If you have any questions, please reach out to support@screenshotone.com and we are happy to help with screenshot automation even if you are not a ScreenshotOne customer and don’t plan to be.
Common problems when screenshotting webpages in Python
You might encounter a few issues while using Playwright, Selenium, or any other browser automation library. Here are the most common ones:
- Blank screenshots: wait until the page loads before taking a screenshot. In Playwright, try
page.goto(url, wait_until="networkidle")or wait for a specific selector withpage.wait_for_selector(). - Lazy-loaded content is missing: scroll the page or wait for the content that should appear before taking the screenshot.
- Cookie banners hide the page: close them with browser automation, block them with custom rules, or use a screenshot API that can block cookie banners.
- Chat widgets cover important content: hide them with CSS, block their scripts, or use a managed screenshot API that supports blocking chat widgets.
- The screenshot has the wrong layout: set a fixed viewport size before opening the page.
- Full-page screenshots are too tall or unstable: test the page at a realistic viewport and avoid infinite-scroll pages unless you control the scroll behavior.
- Login-required pages fail: log in first, reuse a browser context with saved cookies, and never hardcode credentials in source code.
Summary
I would recommend using Selenium only if you are already using it. But if you need screenshots using Python, the best options are to use Playwright or a screenshot API.

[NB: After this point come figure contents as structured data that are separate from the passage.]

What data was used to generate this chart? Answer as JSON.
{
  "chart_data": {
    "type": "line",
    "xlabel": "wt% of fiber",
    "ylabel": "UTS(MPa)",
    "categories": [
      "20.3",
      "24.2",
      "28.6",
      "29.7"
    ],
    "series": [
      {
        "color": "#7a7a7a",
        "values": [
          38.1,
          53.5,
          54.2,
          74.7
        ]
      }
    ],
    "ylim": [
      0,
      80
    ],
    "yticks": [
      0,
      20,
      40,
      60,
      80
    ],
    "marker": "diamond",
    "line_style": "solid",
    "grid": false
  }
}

For local scripts and tests, I would choose Playwright. If you need to take screenshots at scale and don’t want to deal with browser infrastructure and corner cases, then give a try to a URL to screenshot API like ScreenshotOne.
I hope I helped you a little bit to choose the best Python library to take screenshots and have a nice day!
Frequently Asked Questions
If you read the article, but still have questions. Please, check the most frequently asked. And if you still have questions, feel free reach out at support@screenshotone.com.
What is the best Python library for taking webpage screenshots?
Playwright is the best default choice for taking webpage screenshots in Python today. It is actively maintained, supports Chromium, WebKit, and Firefox, and can capture full-page screenshots with page.screenshot(full_page=True).
Can I take a screenshot of a webpage in Python without Selenium?
Yes. Use Playwright if you want to take webpage screenshots without Selenium. It does not require a separate browser driver like chromedriver and provides a clean screenshot API for normal and full-page screenshots.
What is the difference between Selenium, pyppeteer, and Playwright?
Selenium is useful if you already use it for browser automation or testing. pyppeteer is an older Python port of Puppeteer and is no longer the best choice for new projects. Playwright is the modern default for Python webpage screenshots because it is actively maintained and supports multiple browser engines.
How do I take a full-page screenshot in Python?
With Playwright, call page.screenshot(path='screenshot.png', full_page=True). Set the viewport size first if the page has a responsive layout and wait for the page or target selector before capturing.
When should I use a screenshot API instead of Playwright?
Use Playwright for local scripts and tests. Use a screenshot API like ScreenshotOne when screenshots are part of production infrastructure and you need managed browsers, retries, queues, proxy support, blocking cookie banners or ads, and predictable rendering at scale.